Lech Wałęsa przemawiał przed połączonymi izbami Kongresu Stanów Zjednoczonych. Była to niepowtarzalna, wyjątkowa okazja dla przedstawienia sprawy polskiej, prawdziwej sprawy polskiej (a nawet nie tylko polskiej). Była... Za to, co jest z pewnością istotniejsze - nawiązano historyczną współpracę między „Polskim Radio” a „Głosem Ameryki”.

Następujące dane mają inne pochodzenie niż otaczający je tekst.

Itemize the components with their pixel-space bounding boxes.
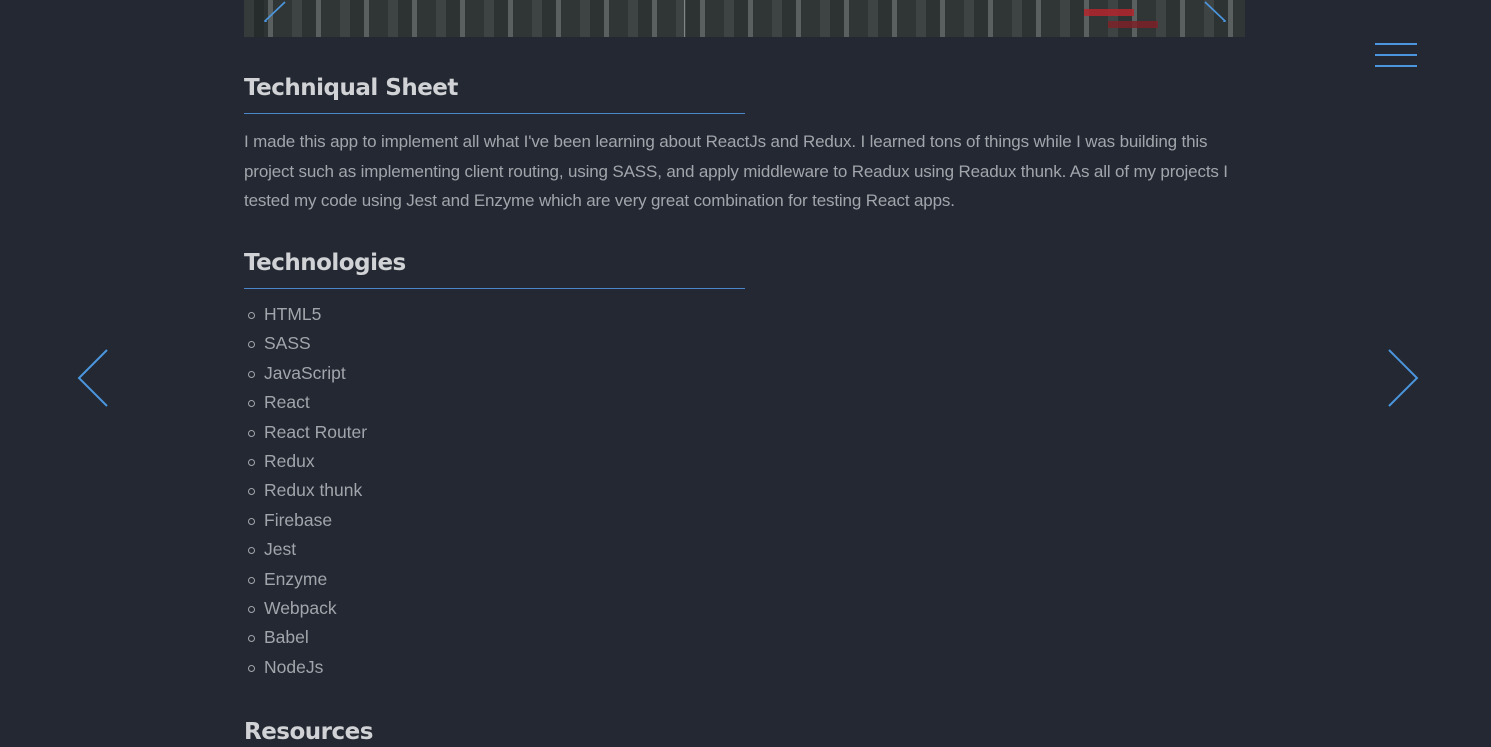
technologies-divider [244,288,745,289]
technical-sheet-description: I made this app to implement all what I'… [244,132,1228,210]
hamburger-menu-icon[interactable] [1375,43,1417,68]
technology-item: Redux [244,447,367,476]
project-details-page: Techniqual Sheet I made this app to impl… [0,0,1491,747]
hamburger-line [1375,65,1417,67]
technology-item: Firebase [244,506,367,535]
technology-item: React Router [244,418,367,447]
technology-item: NodeJs [244,653,367,682]
technology-item: HTML5 [244,300,367,329]
technology-item: Webpack [244,594,367,623]
technology-item: React [244,388,367,417]
technology-item: JavaScript [244,359,367,388]
technology-item: Enzyme [244,565,367,594]
project-content: Techniqual Sheet I made this app to impl… [244,0,1245,747]
technology-item: SASS [244,329,367,358]
chevron-right-icon[interactable] [1386,348,1420,408]
hamburger-line [1375,43,1417,45]
resources-title: Resources [244,719,373,745]
technologies-list: HTML5 SASS JavaScript React React Router… [244,300,367,682]
technology-item: Babel [244,623,367,652]
technical-sheet-divider [244,113,745,114]
hamburger-line [1375,54,1417,56]
technology-item: Jest [244,535,367,564]
technologies-title: Technologies [244,250,406,276]
technical-sheet-title: Techniqual Sheet [244,75,458,101]
technology-item: Redux thunk [244,476,367,505]
chevron-left-icon[interactable] [76,348,110,408]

Ambasador Wałęsa podkreślił raz jeszcze, że nie ma nic przeciw komunizmowi jako takiemu, ocenia natomiast zdecydowanie negatywnie metody stosowane w PRL. Wskazał na wielkie możliwości robienia interesów z „całym obozem” (sowieckim). Potępił „wprowadzanie zamętu i niebezpieczeństwa”, opowiadając się za „pokojem”. Senatorowie najbardziej wrodzy wobec antykomunizmu uznali wystąpienie za „wspaniałe”.

Mini przegląd prasy

Zamiast rozważań nad osobowością Gorbaczowa czy przywróceniem w Polsce wolności, proponujemy dziś wątek historyczny:

„Prawdą jest, że we Francji i Włoszech były w 1948 r. silne partie komunistyczne. Komuniści wchodzili nawet w skład pierwszego gabinetu de Gaulle'a. Szybko stało się jednak jasne, iż nie dojdą oni do władzy, a nawet gdyby doszli, że nie będą działać tak, jak przepowiedział Orwell w swej książce 1984. Możemy dziś z całą pewnością potwierdzić tę ocenę, ponieważ wiemy jak zachowywali się komuniści po objęciu władzy na Węgrzech, w Rumunii, Polsce i innych krajach wschodnioeuropejskich. Wszędzie tam przywódcy komunistyczni unikali zagranicznych wojen i zapewnili swym krajom ogromny i bezustanny ekonomiczny rozwój.”

(A.Cockburn, czołowy dziennikarz , amerykański w piśmie „Futurist”)

Sprawa wysadzenia w powietrze samolotu prezydenta Pakistanu Zia-ul-Haq, jak się należy, całkowicie ucichła. KGB potrafi!